The North West Canada Medal is a British campaign medal issued to the soldiers, volunteers, and North-West Mounted Police (NWMP) personnel who participated in putting down the North-West Rebellion in 1885.

==Eligibility==
The medal was established by the Canadian government in September 1885 after consultation between the governor general of Canada and the British secretary of state for the colonies.

It was awarded to those who took part in the suppression of the North-West Rebellion of 1885 and who served west of Port Arthur, Ontario. Recipients included a number of volunteers, including the crew of the steamer Northcote for service at the Battle of Batoche, and members of the Prince Albert Volunteers for service at the Battle of Duck Lake. Initially, members of the NWMP were not eligible. However, a Canadian order in council of 13 December 1886 recommended that the NWMP receive the medal, this being accepted by the British government on 16 February 1887. A total of 920 medals were then awarded to the NWMP.

No British Army units took part, although seventeen British Army officers were attached to Canadian units.

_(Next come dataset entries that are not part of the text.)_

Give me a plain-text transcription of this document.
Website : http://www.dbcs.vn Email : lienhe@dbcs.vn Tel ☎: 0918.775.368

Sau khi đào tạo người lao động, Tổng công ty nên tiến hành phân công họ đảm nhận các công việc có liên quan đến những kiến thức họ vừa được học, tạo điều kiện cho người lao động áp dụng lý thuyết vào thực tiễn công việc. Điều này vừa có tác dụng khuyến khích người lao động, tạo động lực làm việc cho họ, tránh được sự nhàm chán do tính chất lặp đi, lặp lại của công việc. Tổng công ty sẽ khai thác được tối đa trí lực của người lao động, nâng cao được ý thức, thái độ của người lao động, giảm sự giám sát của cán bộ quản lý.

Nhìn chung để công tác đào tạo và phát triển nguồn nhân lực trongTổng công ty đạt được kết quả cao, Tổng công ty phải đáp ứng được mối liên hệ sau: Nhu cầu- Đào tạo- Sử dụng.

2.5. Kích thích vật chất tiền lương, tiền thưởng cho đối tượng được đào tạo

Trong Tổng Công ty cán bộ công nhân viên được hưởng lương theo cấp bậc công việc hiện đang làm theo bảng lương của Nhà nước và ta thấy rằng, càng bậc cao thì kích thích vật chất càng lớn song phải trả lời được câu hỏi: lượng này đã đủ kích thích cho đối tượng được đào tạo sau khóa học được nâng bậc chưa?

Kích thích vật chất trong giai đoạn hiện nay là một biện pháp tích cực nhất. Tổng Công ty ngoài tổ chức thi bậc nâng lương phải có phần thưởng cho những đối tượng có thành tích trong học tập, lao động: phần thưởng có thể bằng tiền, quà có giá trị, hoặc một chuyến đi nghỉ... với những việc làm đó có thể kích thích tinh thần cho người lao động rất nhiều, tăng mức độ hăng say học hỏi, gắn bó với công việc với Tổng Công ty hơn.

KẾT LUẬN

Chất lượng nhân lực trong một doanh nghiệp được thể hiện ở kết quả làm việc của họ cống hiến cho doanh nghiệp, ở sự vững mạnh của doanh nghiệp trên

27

All those who received the medal, except for members of the NWMP, also received a grant of 320 acre of land, or scrip of $80 in lieu. During the 1930s, surviving NWMP recipients were each granted $300.

==Appearance==
The medal is a circular, silver and 1+7/16 in in diameter. The obverse, designed by Leonard Charles Wyon, bears an effigy of Queen Victoria, facing left and wearing a diadem and veil. Around the edge is the inscription "Victoria Regina et Imperatrix" (Victoria Queen and Empress). The reverse, designed by Thomas Brock, has the inscription "North West 1885 Canada" in three lines surrounded by a wreath of maple leaves.

The medal is suspended from a ribbon in slate grey 1+1/4 in wide, with crimson 1/4 in stripes, 1/8 in from each edge.

The clasp "Saskatchewan" was awarded to those present at any of the four main encounters during the rebellion; Fish Creek, Batoche, Cut Knife, and Frenchman's Butte. Approximately 1,760 medals were awarded with the clasp. A number of veterans of the Battle of Batoche added an unofficial "Batoche" clasp to their medal.

Medals were issued unnamed, although many recipients had their name and unit engraved on the rim.